Morgan-Wallen-Puis « Wasted On You », ballade forcément sentimentale, on tombe à fond dans la canne à sucre, mais on s’y laisse engluer sans état d’âme. Avec « Somebody’s Problem » Wallen prend son plus bel accent trainant du Sud pour évoquer cette fille à problème sur un mode entre Seals and Croft et Kenny Loggins. « More Surprised Than Me » est portée par une super mélodie acoustique à la James Taylor tandis que « Neon Eyes » est une jolie balade mélodique entre Dave Barnes et Don Henley. Autre composition accrocheuse « Wondering About the Wind »  nous entraine entre James Taylor, Eagles et Willie Nelson… not bad ! Avec “Your Bartender”, Morgan nous propose tout un programme : ah si j’étais ta bagnole, ta radio  mais surtout si j’étais ton barman… ambiance Urban Cowboy mais sans Travolta avec sa  petite slide guitar dans le décor, pour une love song naïve et fun qui rentre bien dans la tête.

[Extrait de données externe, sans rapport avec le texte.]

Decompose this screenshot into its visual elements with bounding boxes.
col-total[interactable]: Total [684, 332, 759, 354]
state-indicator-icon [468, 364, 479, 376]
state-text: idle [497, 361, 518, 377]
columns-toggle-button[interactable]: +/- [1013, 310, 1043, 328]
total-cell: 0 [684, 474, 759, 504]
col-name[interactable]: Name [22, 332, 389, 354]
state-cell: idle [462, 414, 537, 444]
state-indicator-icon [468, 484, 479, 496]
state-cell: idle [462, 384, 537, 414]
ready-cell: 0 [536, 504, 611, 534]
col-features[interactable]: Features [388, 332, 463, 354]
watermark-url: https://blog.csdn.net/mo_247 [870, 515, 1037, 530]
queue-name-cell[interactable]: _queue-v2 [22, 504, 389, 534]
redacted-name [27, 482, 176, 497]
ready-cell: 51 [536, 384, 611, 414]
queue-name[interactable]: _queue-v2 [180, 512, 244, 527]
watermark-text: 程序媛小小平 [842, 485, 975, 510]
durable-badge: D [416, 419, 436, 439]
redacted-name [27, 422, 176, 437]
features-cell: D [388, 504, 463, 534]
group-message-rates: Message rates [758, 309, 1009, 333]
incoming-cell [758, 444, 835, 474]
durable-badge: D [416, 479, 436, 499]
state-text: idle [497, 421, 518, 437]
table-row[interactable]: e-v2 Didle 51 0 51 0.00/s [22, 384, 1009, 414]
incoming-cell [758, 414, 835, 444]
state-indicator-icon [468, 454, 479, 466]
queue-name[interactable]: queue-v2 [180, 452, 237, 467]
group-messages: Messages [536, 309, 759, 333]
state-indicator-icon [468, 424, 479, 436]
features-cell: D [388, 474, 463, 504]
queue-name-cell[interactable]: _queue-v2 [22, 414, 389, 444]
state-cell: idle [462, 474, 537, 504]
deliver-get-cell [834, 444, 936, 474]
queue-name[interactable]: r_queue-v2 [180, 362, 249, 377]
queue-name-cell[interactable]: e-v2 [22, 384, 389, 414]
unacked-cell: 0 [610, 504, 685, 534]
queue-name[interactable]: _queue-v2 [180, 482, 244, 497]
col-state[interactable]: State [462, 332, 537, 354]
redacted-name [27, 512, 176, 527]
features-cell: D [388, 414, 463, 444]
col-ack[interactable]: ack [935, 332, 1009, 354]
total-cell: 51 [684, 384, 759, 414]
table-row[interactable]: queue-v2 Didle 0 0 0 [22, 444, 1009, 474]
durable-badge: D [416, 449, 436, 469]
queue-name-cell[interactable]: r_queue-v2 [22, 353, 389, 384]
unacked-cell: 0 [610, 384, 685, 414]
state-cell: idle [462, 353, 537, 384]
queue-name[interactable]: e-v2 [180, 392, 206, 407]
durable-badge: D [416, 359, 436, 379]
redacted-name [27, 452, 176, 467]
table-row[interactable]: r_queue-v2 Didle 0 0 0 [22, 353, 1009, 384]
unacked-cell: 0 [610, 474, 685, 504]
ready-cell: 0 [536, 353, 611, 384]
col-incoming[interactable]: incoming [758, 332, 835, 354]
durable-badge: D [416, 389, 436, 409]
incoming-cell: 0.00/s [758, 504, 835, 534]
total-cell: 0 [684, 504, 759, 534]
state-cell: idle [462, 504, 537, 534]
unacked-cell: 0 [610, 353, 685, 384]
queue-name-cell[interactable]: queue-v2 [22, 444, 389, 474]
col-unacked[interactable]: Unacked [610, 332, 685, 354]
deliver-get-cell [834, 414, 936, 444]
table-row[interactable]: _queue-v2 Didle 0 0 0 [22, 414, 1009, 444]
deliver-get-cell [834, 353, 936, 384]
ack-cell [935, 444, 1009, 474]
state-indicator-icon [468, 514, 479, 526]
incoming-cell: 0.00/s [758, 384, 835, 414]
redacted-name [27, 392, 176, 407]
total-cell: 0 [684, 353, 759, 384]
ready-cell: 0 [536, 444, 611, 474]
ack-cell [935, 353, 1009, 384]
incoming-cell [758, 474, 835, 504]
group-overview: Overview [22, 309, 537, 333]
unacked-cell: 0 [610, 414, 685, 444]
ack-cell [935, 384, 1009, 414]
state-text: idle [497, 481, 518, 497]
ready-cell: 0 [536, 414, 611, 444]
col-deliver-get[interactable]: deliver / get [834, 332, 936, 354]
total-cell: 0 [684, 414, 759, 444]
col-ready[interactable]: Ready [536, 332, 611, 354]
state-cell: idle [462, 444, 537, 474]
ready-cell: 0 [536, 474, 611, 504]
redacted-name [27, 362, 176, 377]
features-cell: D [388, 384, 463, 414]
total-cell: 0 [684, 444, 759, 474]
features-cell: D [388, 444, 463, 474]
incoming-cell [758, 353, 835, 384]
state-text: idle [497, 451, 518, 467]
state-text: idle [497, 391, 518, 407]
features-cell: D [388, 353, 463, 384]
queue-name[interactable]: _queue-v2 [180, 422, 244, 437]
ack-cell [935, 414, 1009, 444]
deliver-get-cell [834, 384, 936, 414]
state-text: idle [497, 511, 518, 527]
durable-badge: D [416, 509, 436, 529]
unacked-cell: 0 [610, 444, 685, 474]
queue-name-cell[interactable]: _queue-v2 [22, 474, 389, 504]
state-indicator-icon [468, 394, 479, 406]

Dans « 7 Summers » on retrouve un peu  de Don Henley, dans cette ballade ensoleillée  avec toute l’insouciance de l’été ; chaleureuse comme un vieux hit de Steven Bishop ou d’Andrew Gold, elle est incontestablement ma favorite de l’album. « Dangerous », la chanson-titre, sous ses faux airs de hit de Fleetwood Mac, compte aussi parmi les réussites de ce double album. Qui a bu… boira et « This Bar » est encore une ode à la bibine pour une compo de pur garçon vacher plus porté sur l’abreuvoir que sur la garde de ses vaches. Et que dire de « Me On Whiskey », au titre tellement explicite et au texte si premier degré « Moi allumé au bourbon et toi au vin/ Le Tennessee sous les feux de la rampe/ Oui, c’est ce que nous savons faire, ma fille, c’est un peu notre truc à nous… »… avec ou sans alcootest, c’est  tout un programme. Autre chanson accrocheuse, « Heartless » jolie histoire d’amour pour une « country pop song » aboutie, comme un Justin Bieber en version Stetson, bolo tie et cow-boy boots. On retrouve deux duos en fin de track-listing, le premier « Outlaw », avec Ben Burgess, aux réminiscences de Poco ou Eagles. Enfin c’est avec le second duo, cette fois avec son collègue du Kentucky Chris  Stapleton , « Only Thing That’s Gone » que s’achève comme un duel au soleil ce double CD marathon.